Kotlin code was originally written with A, because code in IntelliJ was written with A, but then they switched to B for the official style. rustc originally used A because ???, and then, with the introduction of rustfmt, it was switched to B.
B also seems much easier to maintain without tooling, as you don’t have to manually align parameters. Why is it that people seem to prefer A by default?
(A) is sometimes an initial choice because a language does not initially support trailing commas. Without trailing commas, you lose the benefit of reducing line-diffs by putting the closing paren on the next line. However, once the language picks up more traction, the complexity involved in adding support for trailing commas might be outweighed by their convenience (for formatting, code generation, etc.). If support for trailing commas does get added, the line-diff argument becomes a pretty strong argument for (B).
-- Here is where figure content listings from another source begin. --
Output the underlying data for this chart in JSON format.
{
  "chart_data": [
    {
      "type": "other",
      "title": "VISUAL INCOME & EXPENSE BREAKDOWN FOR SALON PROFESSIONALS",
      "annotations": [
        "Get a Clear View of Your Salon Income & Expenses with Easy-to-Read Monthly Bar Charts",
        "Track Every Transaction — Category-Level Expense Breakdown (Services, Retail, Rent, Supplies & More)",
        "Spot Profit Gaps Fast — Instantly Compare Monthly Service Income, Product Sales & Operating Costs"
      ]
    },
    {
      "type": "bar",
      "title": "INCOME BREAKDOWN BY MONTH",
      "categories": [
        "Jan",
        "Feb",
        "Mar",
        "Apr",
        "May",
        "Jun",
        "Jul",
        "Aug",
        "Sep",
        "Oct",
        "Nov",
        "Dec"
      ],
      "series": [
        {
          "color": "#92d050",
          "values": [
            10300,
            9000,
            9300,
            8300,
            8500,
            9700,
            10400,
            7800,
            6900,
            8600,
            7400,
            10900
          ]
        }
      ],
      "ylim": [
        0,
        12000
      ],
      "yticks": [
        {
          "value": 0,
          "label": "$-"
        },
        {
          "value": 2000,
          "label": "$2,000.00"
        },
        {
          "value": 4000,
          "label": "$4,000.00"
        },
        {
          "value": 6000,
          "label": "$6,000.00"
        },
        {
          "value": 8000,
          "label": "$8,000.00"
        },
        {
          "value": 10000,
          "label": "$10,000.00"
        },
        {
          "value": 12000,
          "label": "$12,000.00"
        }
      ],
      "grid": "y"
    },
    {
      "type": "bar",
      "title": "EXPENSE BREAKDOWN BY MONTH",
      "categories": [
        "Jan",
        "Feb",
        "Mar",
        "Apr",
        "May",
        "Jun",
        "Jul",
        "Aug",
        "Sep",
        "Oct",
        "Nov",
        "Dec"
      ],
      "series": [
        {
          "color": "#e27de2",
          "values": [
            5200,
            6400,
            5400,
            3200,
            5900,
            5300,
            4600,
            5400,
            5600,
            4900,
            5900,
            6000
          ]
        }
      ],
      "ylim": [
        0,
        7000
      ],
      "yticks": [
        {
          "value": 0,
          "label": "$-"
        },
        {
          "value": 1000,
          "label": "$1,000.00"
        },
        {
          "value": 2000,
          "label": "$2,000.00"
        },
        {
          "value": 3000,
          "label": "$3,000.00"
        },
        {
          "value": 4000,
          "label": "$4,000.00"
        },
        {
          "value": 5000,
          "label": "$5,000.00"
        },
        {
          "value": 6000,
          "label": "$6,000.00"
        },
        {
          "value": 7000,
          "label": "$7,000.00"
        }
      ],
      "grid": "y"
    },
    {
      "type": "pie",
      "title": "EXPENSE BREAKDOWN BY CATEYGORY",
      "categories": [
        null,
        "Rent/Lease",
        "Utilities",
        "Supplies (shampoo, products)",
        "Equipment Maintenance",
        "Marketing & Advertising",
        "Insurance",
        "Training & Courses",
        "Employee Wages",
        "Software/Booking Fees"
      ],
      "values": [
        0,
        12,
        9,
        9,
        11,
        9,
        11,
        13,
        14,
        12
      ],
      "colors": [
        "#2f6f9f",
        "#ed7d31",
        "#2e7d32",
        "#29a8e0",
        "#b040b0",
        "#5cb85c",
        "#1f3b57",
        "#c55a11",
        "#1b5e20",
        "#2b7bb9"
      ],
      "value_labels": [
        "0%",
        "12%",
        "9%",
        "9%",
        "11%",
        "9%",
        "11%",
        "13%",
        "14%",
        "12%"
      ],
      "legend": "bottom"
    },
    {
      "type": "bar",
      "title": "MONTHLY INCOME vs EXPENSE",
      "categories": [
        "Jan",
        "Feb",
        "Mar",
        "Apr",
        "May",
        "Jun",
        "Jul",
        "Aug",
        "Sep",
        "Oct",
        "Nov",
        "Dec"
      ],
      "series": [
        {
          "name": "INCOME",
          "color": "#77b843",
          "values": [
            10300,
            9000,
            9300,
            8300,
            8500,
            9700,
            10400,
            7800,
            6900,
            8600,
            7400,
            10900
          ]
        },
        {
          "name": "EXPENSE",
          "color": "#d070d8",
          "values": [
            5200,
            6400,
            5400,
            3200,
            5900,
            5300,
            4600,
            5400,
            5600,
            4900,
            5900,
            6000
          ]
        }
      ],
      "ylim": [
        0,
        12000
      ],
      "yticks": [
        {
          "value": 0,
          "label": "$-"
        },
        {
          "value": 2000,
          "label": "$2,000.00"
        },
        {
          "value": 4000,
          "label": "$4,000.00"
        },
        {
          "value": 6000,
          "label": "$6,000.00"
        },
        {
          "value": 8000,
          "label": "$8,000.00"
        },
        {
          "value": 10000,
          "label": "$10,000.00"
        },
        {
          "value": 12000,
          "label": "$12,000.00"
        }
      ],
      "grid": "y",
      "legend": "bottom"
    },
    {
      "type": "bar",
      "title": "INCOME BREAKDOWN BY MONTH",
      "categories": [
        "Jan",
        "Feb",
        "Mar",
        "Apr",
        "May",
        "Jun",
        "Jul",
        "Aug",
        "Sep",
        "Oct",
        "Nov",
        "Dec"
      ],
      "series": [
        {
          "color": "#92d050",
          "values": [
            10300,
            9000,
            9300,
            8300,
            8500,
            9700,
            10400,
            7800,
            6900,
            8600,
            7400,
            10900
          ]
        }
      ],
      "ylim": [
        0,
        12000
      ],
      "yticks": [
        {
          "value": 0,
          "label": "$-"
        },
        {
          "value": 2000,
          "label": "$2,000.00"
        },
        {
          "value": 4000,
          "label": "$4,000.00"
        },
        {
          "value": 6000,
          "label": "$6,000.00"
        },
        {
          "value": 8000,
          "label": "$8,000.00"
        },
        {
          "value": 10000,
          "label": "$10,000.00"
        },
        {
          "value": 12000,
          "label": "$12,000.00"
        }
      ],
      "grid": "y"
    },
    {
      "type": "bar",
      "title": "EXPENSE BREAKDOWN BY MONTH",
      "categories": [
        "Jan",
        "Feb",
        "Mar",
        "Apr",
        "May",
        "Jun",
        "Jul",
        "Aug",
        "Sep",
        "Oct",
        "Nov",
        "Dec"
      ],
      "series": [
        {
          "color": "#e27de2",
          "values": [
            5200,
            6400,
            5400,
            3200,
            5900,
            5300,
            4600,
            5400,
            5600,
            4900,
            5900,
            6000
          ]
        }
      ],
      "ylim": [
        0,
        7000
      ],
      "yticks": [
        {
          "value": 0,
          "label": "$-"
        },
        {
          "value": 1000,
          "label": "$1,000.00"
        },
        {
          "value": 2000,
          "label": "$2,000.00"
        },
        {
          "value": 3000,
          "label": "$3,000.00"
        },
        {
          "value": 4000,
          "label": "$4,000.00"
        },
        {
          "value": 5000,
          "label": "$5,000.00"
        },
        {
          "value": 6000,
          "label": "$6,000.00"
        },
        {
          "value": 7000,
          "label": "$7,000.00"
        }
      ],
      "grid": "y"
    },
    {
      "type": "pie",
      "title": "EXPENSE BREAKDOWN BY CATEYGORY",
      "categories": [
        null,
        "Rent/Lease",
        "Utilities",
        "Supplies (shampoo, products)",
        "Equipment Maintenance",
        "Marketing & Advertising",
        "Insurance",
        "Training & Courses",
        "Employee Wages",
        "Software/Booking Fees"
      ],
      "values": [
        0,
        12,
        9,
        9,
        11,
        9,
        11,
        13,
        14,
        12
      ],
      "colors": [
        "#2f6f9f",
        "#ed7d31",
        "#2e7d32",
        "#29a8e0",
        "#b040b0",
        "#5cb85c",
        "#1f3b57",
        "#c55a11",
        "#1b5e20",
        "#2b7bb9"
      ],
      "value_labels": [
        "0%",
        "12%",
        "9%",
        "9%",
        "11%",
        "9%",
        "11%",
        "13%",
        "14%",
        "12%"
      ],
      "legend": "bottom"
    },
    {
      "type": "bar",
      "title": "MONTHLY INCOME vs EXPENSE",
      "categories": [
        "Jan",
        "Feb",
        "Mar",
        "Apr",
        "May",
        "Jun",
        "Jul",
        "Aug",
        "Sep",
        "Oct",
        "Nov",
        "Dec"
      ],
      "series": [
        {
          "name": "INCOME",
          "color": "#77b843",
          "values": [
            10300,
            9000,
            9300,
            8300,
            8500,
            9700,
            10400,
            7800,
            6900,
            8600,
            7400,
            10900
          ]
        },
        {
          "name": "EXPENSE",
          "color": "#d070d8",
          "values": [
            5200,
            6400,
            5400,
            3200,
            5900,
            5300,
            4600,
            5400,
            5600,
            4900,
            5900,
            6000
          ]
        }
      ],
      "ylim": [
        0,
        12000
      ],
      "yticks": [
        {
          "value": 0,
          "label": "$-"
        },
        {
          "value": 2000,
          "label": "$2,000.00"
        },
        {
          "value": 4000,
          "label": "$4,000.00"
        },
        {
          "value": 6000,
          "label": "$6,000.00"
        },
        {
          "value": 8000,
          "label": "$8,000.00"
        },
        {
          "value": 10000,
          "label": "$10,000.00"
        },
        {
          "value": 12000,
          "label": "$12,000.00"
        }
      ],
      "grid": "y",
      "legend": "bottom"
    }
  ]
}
I think this might even have been the case for Kotlin, which I don’t think had trailing commas in its initial release, although I can’t tell if that was because Java didn’t support trailing commas, or because the preferred style was (A).
I wasn’t there when this history was being made but I’ve heard the following from the veterans of those early days:
I love this explanation. Succinct and without trying to rationalize any subjective preferences for “beauty”.
This is my preferred style in ruby as well.